Ihr Folkrock vertrug sich prima mit der Imagepolitik: Fransenlederjacken und Clark-Desertboots, Jeansjacken und Koteletten. Mann, hatten die Koteletten! Und Crosby, das Walross, war einer der ersten Westcoast-Hippies mit einem Pornobalken.

Ja, das Wassermannzeitalter begann die Synapsen zu fluten, und die Byrds spielten vier tolle Alben ein, die erfolgreich waren und zugleich einflussreich wurden. „Turn Turn Turn“, „8 Miles High“, die Hits purzelten, aber das Personalkarussell begann sich zu drehen, die Erfolge stiegen den Musikern zu Kopfe.

Als erstes stieg Gene Clark aus, auch Crosby überwarf sich im Revoltejahr 1968 mit Jim McGuinn, der seinen Vornamen aus religiösen Gründen in Roger änderte. Auf dem Cover von „The Notorious Byrd Brothers“ wurde Crosby im Foto von einem Pferd ersetzt. Der Autor Neil Nixon munkelt gar, Crosbys „kosmische Neigungen“ hätten seiner Mitgliedschaft in der Band ein Ende bereitet.

Auch das Publikum war angetörnt

Jedenfalls gründete er bereits 1969, möglicherweise im Haus von Joni Mitchell, Crosby, Stills & Nash. Eine der ersten transatlantischen Hippie-Supergruppen mit Stephen Stills, Graham Nash von den britischen Hollies, etwas später stieß auch noch der Kanadier Neil Young hinzu. Die Songs wurden länger und gefühlvoller, der Gesang immer mehrstimmiger, das nun gleichsam angetörnte Publikum hatte für alle Kapriolen vollstes Verständnis.

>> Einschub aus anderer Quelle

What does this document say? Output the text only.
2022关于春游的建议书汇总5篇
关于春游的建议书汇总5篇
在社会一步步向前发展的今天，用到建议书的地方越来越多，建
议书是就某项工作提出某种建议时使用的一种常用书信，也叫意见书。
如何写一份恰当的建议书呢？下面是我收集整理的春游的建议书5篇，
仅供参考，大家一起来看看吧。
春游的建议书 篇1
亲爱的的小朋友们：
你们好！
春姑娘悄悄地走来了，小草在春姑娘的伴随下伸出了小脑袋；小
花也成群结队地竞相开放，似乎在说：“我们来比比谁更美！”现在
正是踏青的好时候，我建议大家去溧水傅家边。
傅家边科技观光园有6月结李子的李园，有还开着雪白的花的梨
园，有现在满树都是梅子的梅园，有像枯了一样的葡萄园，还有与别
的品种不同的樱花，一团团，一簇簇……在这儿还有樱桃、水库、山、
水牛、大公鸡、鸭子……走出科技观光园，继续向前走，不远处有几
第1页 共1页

Crosby, Stills, Nash & Young traten auch in Woodstock auf, ihre Performance trug zur Legendenbildung des Festivals bei. Das tat auch das Debütalbum „Déja Vu“ mit seinen Songs voller Antikriegsrhetorik und regierungskritischer Botschaften, etwa der Song „Ohio“ aus der Feder von Neil Young, der als Reaktion auf die Erschießung von vier Stu­den­t:in­nen durch die Polizei an der Kent State Universität 1970 komponiert war.

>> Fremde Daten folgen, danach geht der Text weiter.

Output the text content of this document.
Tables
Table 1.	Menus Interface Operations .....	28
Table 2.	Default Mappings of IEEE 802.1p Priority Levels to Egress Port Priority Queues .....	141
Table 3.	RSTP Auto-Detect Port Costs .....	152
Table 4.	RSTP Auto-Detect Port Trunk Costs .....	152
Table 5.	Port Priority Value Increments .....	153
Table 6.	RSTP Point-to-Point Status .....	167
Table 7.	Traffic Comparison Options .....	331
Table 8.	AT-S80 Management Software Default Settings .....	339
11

Trotz des großen Erfolges begannen die Rivalitäten der Musiker untereinander bald seltsame Blüten zu treiben. Young stieg wieder aus und forcierte seine Solokarriere. Auch wenn es in der Folge zu Versöhnungen, Reunion-Konzerten, Tourneen und Alben kam, genau so oft war der Wurm drin.

Die Stimme wiederfinden

Crosby hatte schon den 1960ern Erfahrungen mit harten Drogen gemacht, Suchtprobleme begleiteten ihn spätestens in den 1970ern, er fand den Ausstieg nicht, in 1980ern brachten ihn Vergehen im Zusammenhang mit dem Drogenkonsum auch in den Knast. Mitte der 1990er unterzog er sich in Folge dessen einer Lebertransplantation.

In dem sehenswerten Dokumentarfilm „Remember My Name“ lässt sich erahnen, wie schwierig es für ihn war, sich nach langer Sucht zurückzukämpfen und seine Stimme wiederzufinden, auch diese, sein Markenzeichen, hatte er aufgrund der verdammten Drogen zwischenzeitlich verloren. Am 19. Januar wurde bekannt, dass David Crosby 81-jährig nach langer Krankheit gestorben ist.